A lot of people scoff at science fiction, in its various forms (such as movies and books and comics and whatnot) and view it as a kind of bogus play land that has no place in reality, or at least in their 9-5-pick-up-the-kids-from-soccer-practice-and-make-dinner-reality. We all know people like this, people who only read non-fiction and listen to political talk radio and usually go to sleep around ten o'clock and get up around five.

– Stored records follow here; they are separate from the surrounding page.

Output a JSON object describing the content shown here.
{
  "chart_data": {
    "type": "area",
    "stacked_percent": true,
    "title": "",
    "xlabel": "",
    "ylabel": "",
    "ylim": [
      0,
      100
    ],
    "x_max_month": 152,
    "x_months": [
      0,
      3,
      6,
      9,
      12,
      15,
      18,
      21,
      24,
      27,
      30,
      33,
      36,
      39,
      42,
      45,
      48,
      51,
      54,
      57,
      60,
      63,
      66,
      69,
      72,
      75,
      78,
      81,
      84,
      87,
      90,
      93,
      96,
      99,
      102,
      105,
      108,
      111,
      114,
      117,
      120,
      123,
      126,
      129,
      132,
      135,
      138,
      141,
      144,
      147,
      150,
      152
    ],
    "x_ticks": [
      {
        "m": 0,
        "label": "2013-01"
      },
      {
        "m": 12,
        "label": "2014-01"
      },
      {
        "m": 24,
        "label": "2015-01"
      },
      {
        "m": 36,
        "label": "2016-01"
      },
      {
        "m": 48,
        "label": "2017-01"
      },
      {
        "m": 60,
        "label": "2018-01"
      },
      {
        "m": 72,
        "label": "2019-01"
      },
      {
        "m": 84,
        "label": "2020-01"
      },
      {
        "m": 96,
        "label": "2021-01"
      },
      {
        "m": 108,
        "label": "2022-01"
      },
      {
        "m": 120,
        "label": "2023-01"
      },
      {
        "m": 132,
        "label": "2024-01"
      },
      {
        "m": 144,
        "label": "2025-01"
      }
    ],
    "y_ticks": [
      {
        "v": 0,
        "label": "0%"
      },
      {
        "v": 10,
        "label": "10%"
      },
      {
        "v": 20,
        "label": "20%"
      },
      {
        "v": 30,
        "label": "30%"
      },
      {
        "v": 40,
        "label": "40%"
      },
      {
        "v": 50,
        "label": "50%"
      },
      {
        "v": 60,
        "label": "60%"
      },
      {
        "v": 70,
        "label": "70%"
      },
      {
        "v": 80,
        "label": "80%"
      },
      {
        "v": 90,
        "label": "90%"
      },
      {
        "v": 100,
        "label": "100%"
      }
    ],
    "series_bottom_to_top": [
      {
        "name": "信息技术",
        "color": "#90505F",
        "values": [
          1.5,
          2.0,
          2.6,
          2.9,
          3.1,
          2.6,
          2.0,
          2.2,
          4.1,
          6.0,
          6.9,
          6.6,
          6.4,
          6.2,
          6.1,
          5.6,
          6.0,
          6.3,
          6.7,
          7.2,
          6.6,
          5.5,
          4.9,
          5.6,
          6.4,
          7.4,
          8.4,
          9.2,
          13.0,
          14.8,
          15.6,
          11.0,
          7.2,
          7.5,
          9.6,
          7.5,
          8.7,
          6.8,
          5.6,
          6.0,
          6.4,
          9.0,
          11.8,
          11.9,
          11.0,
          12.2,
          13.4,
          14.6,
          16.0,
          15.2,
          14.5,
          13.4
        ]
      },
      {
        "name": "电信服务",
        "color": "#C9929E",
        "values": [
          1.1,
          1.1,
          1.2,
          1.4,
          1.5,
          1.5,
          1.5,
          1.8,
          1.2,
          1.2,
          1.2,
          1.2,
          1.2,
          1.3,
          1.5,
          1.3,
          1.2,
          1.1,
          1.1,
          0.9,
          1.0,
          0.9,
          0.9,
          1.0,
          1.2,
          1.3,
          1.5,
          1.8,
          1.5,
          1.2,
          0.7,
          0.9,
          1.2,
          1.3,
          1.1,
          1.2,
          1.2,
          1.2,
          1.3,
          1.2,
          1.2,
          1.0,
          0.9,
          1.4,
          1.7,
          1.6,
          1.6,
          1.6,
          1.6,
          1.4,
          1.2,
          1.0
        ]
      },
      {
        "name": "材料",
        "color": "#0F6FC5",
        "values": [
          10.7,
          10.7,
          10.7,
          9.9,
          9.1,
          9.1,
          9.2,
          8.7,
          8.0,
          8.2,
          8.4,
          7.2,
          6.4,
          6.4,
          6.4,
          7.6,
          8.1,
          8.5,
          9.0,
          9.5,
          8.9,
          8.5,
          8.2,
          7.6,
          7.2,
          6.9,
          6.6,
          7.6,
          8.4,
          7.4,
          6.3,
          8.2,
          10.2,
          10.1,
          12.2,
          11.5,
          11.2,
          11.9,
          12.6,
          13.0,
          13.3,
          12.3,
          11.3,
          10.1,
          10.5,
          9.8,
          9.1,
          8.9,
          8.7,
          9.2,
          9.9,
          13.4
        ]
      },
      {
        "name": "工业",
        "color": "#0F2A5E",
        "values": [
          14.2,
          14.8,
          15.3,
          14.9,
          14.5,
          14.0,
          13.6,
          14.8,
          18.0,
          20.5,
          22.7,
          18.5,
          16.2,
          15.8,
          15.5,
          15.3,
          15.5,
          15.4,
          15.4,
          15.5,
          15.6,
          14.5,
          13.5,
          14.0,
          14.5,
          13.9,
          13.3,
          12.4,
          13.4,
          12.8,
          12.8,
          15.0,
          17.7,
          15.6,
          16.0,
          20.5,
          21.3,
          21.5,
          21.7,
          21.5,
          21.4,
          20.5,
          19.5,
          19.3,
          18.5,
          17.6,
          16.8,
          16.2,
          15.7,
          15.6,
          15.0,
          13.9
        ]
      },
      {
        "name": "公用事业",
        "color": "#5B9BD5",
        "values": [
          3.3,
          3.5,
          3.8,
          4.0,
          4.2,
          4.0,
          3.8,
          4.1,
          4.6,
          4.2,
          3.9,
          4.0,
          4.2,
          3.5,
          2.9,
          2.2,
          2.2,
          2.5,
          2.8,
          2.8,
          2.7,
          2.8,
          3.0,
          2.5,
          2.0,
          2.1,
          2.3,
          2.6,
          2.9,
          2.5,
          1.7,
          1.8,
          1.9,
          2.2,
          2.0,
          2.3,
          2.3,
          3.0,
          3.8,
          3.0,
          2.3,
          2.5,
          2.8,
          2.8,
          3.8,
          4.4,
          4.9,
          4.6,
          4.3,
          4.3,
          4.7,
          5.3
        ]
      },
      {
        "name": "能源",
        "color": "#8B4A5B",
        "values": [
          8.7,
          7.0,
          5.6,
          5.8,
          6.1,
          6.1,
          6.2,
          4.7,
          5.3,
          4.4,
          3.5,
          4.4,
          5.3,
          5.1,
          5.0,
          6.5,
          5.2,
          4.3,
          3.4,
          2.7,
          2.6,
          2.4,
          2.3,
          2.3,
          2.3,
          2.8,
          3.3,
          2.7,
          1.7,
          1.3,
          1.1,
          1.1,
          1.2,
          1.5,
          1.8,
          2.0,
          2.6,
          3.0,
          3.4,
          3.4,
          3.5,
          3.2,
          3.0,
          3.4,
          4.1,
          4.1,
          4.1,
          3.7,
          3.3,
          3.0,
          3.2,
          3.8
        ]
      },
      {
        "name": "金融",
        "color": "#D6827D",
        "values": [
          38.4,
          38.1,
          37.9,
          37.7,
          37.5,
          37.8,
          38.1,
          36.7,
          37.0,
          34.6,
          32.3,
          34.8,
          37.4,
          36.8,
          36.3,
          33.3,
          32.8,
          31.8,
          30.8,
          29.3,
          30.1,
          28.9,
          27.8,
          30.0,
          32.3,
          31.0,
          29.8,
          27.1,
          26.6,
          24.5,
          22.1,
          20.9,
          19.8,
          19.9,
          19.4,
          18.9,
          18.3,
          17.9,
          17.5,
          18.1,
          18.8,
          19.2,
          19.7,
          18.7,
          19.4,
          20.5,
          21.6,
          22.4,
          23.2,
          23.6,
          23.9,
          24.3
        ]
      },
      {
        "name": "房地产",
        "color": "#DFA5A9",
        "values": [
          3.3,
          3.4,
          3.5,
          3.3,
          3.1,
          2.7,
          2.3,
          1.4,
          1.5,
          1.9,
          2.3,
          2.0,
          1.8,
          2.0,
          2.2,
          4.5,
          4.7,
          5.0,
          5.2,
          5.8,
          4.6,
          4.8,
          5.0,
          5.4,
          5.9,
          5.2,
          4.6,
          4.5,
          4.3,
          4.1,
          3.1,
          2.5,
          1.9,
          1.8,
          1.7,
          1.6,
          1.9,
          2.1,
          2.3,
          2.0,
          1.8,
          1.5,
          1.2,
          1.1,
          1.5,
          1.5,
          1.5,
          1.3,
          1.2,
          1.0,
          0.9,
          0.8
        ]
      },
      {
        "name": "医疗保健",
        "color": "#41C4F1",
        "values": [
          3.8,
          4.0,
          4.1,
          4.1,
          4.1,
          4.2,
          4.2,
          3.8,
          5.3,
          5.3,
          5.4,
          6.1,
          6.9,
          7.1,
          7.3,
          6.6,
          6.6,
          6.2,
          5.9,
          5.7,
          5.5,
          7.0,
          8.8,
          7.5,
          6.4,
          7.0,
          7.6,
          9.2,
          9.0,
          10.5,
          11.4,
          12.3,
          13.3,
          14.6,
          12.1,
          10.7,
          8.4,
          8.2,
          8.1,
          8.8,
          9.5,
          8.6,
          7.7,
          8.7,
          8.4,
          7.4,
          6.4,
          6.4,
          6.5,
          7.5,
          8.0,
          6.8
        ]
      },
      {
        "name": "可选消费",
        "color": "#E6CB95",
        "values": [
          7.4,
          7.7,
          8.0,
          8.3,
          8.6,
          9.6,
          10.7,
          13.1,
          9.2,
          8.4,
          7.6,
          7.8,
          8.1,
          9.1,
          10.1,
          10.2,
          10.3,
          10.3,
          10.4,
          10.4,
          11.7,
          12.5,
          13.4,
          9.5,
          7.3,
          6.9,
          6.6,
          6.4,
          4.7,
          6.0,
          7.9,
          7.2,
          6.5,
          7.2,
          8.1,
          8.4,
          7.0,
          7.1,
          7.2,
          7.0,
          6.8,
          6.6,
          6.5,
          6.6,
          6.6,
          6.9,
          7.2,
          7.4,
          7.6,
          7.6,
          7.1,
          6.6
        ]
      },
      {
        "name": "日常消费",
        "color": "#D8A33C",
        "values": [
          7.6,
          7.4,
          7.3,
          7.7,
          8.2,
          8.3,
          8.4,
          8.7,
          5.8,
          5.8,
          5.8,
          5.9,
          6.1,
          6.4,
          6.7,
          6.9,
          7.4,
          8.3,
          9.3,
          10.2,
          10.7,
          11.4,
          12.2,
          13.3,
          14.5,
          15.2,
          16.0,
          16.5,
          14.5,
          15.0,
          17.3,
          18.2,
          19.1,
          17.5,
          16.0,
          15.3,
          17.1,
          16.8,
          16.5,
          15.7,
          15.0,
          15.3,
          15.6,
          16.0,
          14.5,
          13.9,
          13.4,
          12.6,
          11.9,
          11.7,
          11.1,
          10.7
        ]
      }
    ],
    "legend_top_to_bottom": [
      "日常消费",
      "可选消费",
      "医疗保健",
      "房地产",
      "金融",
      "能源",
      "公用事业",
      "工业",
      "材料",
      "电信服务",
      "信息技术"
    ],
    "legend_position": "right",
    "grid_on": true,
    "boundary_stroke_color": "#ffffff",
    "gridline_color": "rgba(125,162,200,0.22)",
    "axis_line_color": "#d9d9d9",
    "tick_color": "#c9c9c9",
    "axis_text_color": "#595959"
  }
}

Admittedly, science fiction makes little to no attempt to reach out to these anti-fan boys (except perhaps in summer blockbuster movies, like the Terminator franchise) and often, very often, veers wildly into crazy, unbelievable plot lines, canned dialogue, and other things easily found in the original Star Trek series. Of course, science fiction doesn't care about the people it doesn't reach-its carved out a healthy niche of its own and today, in 2011, the products produced that involve sci-fi have the luxury of playing to its own fan base, not giving a damn about the outside world much as the costumed fans at its own sci-fi conventions don't give a damn about being taken seriously.
Yet, occasionally, reality and science fiction collide, and when they do, the fabric of both worlds seems to warp a little. What I have in mind as I write this are, of course, the surreal and horrifying events occurring in Japan right now. If a month ago I had written a novel foretelling a 9.0 earthquake erupting off the coast of northern Japan, an earthquake powerful enough that it actually shifted the earth's crust to affect the earth's rotation, making one earth day a microsecond shorter, that then created a powerful tsunami with ten foot high waves that ripped across the northern Japan mainland, obliterating almost everything in its path, killing thousands, so many thousands that now thousands of broken and drowned bodies are now, days later, washing back onto Japan's shoreline, creating a corpse removal crisis, while a nuclear power plant has suffered major explosions and is still now trying to avert full-meltdowns in four separate nuclear reactors, using of all things seawater to cool the reactors, and over 350,000 Japanese citizens have been evacuated and forced into homelessness, without enough food or water, and all these events still hang in the balance, would you have believed that book I'd written to be anything more than another unlikely sci-fi romp, and not worth a non-sci fi fan's time?
Yet, here we are, with science fiction invading reality once again, with the fanboys shouting "I told you this could happen!" and the non-fanboys uneasy, the bare bones reality they've come to rely on and love shifting, like the ground itself, beneath their feet.